Understanding the workflow

Here we used two new components from the tools bundle, CSVFilter and CSVJoin. CSVFilter filters rows based on condition such as regular expressions (similar Unix grep), and CSVJoin combines several CSV files into one (similar to Unix cat); intersection = false means that rows are combined as a union, rather than intersection.

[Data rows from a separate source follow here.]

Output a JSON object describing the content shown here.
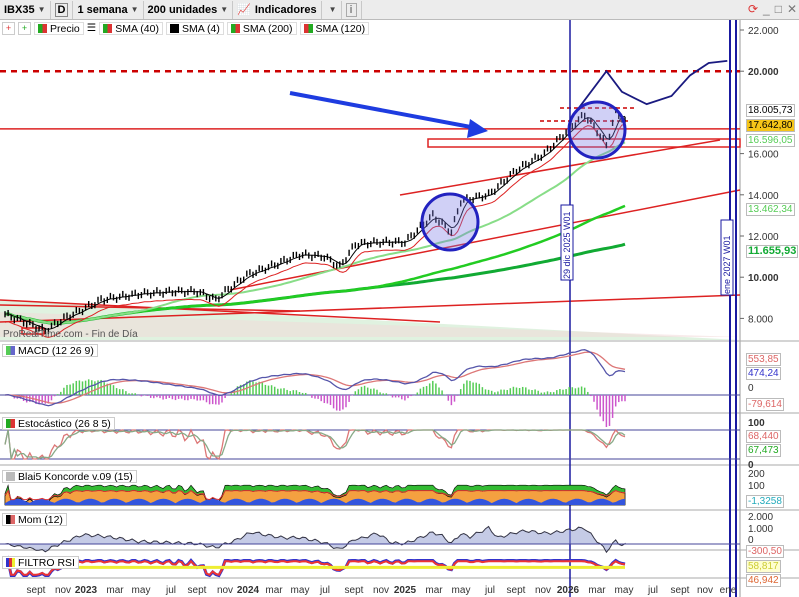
{
  "toolbar": {
    "symbol": "IBX35",
    "period_mode": "D",
    "timeframe": "1 semana",
    "units": "200 unidades",
    "indicators": "Indicadores",
    "info": "i"
  },
  "legend": {
    "items": [
      {
        "label": "Precio",
        "color": "#d33"
      },
      {
        "label": "SMA (40)",
        "color": "#e33"
      },
      {
        "label": "SMA (4)",
        "color": "#000"
      },
      {
        "label": "SMA (200)",
        "color": "#2a2"
      },
      {
        "label": "SMA (120)",
        "color": "#5d5"
      }
    ]
  },
  "watermark": "ProRealTime.com - Fin de Día",
  "panels": {
    "macd": "MACD (12 26 9)",
    "stoch": "Estocástico (26 8 5)",
    "koncorde": "Blai5 Koncorde v.09 (15)",
    "mom": "Mom (12)",
    "rsi": "FILTRO RSI"
  },
  "vlines": {
    "a": "29 dic 2025 W01",
    "b": "ene 2027 W01"
  },
  "price_tags": {
    "high": "18.005,73",
    "last": "17.642,80",
    "sma_a": "16.596,05",
    "sma_b": "13.462,34",
    "sma_c": "11.655,93"
  },
  "indicator_tags": {
    "macd1": "553,85",
    "macd2": "474,24",
    "macd_hist": "-79,614",
    "stoch1": "68,440",
    "stoch2": "67,473",
    "konc": "-1,3258",
    "mom": "-300,50",
    "rsi1": "58,817",
    "rsi2": "46,942"
  },
  "chart_data": {
    "type": "line",
    "title": "IBX35 1 semana",
    "yticks": [
      "22.000",
      "20.000",
      "16.000",
      "14.000",
      "12.000",
      "10.000",
      "8.000"
    ],
    "ytick_values": [
      22000,
      20000,
      16000,
      14000,
      12000,
      10000,
      8000
    ],
    "ylim": [
      7400,
      22500
    ],
    "xticks": [
      "sept",
      "nov",
      "2023",
      "mar",
      "may",
      "jul",
      "sept",
      "nov",
      "2024",
      "mar",
      "may",
      "jul",
      "sept",
      "nov",
      "2025",
      "mar",
      "may",
      "jul",
      "sept",
      "nov",
      "2026",
      "mar",
      "may",
      "jul",
      "sept",
      "nov",
      "ene"
    ],
    "price": [
      [
        0,
        8200
      ],
      [
        5,
        7900
      ],
      [
        10,
        7600
      ],
      [
        13,
        7400
      ],
      [
        19,
        8000
      ],
      [
        26,
        8500
      ],
      [
        31,
        8900
      ],
      [
        35,
        9000
      ],
      [
        44,
        9200
      ],
      [
        54,
        9300
      ],
      [
        62,
        9300
      ],
      [
        68,
        8900
      ],
      [
        71,
        9300
      ],
      [
        78,
        10100
      ],
      [
        87,
        10600
      ],
      [
        95,
        11100
      ],
      [
        103,
        11000
      ],
      [
        108,
        10500
      ],
      [
        113,
        11600
      ],
      [
        121,
        11700
      ],
      [
        129,
        11700
      ],
      [
        138,
        13000
      ],
      [
        144,
        12200
      ],
      [
        147,
        13700
      ],
      [
        156,
        14000
      ],
      [
        165,
        15200
      ],
      [
        174,
        16000
      ],
      [
        182,
        17200
      ],
      [
        187,
        17900
      ],
      [
        191,
        17100
      ],
      [
        194,
        16400
      ],
      [
        197,
        18000
      ],
      [
        200,
        17640
      ]
    ],
    "projection": [
      [
        184,
        18000
      ],
      [
        194,
        20000
      ],
      [
        199,
        19000
      ],
      [
        207,
        18400
      ],
      [
        215,
        18800
      ],
      [
        221,
        19800
      ],
      [
        227,
        20400
      ],
      [
        233,
        20500
      ]
    ],
    "levels": [
      20000,
      17200,
      18050,
      17500
    ],
    "macd_ticks": [
      "0"
    ],
    "stoch_ticks": [
      "100",
      "0"
    ],
    "konc_ticks": [
      "200",
      "100"
    ],
    "mom_ticks": [
      "2.000",
      "1.000",
      "0"
    ]
  }
}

By inspecting the Scala code, we see that input is a dependency to both qualityOK and gene2, and joined requires the outputs of both qualityOK and gene2. This corresponds to the following workflow structure:

Workflow execution proceeds as follows:

  1. In the beginning, only input is ready to execute.
  2. input is executed.
  3. qualityOK and gene2 become available for execution.
  4. qualityOK and gene2 are launched in parallel.
  5. gene2 finishes first (for this run). The engine continues to wait.
  6. qualityOK also finishes. Now joined is available for execution.
  7. joined is executed.

Anduril automatically executed this workflow in parallel. Parallelization increases efficiency and is a key technique to processing large data sets. The Scala code for the workflow does not contain any explicit instructions for parallelization. Rather, the workflow engine infers from the dependency structure which components can be executed in parallel.

Parallelization makes certain aspects of workflow execution non-deterministic. In our case, the order in which qualityOK and gene2 finish execution is determined by the relative speeds of these components. However, Anduril ensures that both have finished before launching joined.